Elizabeth Arredondo is a writer focused on creating compelling characters for television and interactive mediums. She is currently designing the personality, backstory, and the conversations for a robotic wellness coach named Mabu. Mabu is the latest effort in social robotics from Cory Kidd, formerly of MIT’s Media Lab. After earning her MFA in Writing for Screen and TV from USC’s School for Cinematic Arts in 2005, Elizabeth received a feature film writing fellowship and participated in NBC’s “Writers on the Verge” program. Elizabeth worked as a staff writer on the primetime CBS drama COLD CASE. She has also worked with a network to develop an original pilot.

Erik Vinkhuyzen is a senior researcher at Nissan Research Center in Silicon Valley, where he is a member of the Human-Centered System group. He brings a social scientific perspective to the development of self-driving vehicle technologies. His studies have spanned a range of work settings and technologies from call center work and CRM systems, to clinicians working with electronic medical records, from copy shop employees using copiers and printers. His current work focuses on the interaction of autonomous vehicles with other road users, and the interactional challenges for non-drivers of autonomous vehicles.

Cathy Pearl is the author of the O’Reilly book “Designing Voice User Interfaces”. She is VP of User Experience at Sensely, making healthcare more effective and accessible with a virtual nurse avatar. During her time at Nuance and Microsoft, she designed VUIs for banks, airlines, healthcare companies, and Ford SYNC, and at Volio she built a conversational iPad app that has Esquire Magazine’s style columnist advise users on what they should wear on a first date. She has a BS in Cognitive Science from UC San Diego, and an MS in Computer Science from Indiana University.

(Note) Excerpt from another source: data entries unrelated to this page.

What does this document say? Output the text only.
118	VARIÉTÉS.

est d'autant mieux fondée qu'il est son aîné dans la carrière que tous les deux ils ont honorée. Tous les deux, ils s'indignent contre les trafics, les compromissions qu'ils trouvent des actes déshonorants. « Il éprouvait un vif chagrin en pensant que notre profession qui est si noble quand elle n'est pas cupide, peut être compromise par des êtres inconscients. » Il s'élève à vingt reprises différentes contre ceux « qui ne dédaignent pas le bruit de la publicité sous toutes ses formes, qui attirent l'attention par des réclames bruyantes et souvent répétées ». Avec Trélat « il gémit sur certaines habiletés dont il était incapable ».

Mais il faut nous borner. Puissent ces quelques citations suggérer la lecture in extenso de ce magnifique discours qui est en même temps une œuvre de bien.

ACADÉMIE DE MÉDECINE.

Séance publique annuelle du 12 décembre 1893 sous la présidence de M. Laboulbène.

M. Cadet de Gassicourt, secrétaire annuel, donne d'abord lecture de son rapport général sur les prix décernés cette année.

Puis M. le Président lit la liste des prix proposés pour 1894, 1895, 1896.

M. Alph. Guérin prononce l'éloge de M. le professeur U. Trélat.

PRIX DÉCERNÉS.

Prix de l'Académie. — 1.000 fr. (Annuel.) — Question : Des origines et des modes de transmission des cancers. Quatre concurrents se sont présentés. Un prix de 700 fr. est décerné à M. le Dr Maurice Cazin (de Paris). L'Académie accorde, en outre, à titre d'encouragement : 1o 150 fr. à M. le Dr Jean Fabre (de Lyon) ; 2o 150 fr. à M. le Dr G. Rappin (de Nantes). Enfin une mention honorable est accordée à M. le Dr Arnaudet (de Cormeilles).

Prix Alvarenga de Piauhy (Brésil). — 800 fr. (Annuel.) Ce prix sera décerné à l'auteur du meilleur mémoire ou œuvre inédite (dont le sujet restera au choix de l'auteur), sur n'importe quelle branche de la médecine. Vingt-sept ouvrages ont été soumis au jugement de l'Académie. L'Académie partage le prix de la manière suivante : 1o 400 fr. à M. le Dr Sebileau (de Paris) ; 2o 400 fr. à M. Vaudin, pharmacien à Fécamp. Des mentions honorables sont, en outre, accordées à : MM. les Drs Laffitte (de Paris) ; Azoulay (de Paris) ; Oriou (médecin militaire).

Mariana Lin has been a writer for the past 15 years. She previously worked as a principal creative at Siri, developing personality and voice internationally, and currently consults in AI writing. Her writing has appeared in publications such as New York magazine, GQ, Picture, The Huffington Post, the BBC, the Mississippi Review, and the New Guard Literary Review, and she has won awards for poetry and voice branding. She has varying levels of proficiency in French, Chinese, classic Greek, ASL, LAMP (Language Acquisition through Motor Planning), and is interested in the interplay of language, culture, and AI identity.

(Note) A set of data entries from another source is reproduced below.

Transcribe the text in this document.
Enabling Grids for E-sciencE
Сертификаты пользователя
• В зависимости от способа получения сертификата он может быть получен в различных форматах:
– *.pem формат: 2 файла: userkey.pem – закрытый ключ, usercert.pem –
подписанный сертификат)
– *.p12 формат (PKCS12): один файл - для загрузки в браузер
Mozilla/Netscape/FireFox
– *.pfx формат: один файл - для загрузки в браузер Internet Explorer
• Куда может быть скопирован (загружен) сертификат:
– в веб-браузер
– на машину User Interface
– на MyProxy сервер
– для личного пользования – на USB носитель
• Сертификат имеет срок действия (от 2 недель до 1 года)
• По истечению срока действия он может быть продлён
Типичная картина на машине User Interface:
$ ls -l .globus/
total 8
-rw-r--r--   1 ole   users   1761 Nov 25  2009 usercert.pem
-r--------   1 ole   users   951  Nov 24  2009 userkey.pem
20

Daniel Padgett is a Conversation Design Lead for Google Assistant, creating engaging user experiences for Home, Pixel, Wear, and more. For the past 15 years, he has been leveraging language technologies to develop user-centered solutions for major brands like Allstate, Nike, Target, and Cisco. Just prior to Google, he led service design efforts as Director of Customer Service Experience at Walgreens, deploying proactive and personalized contact solutions for roughly 100 million customers at more than 8200 stores.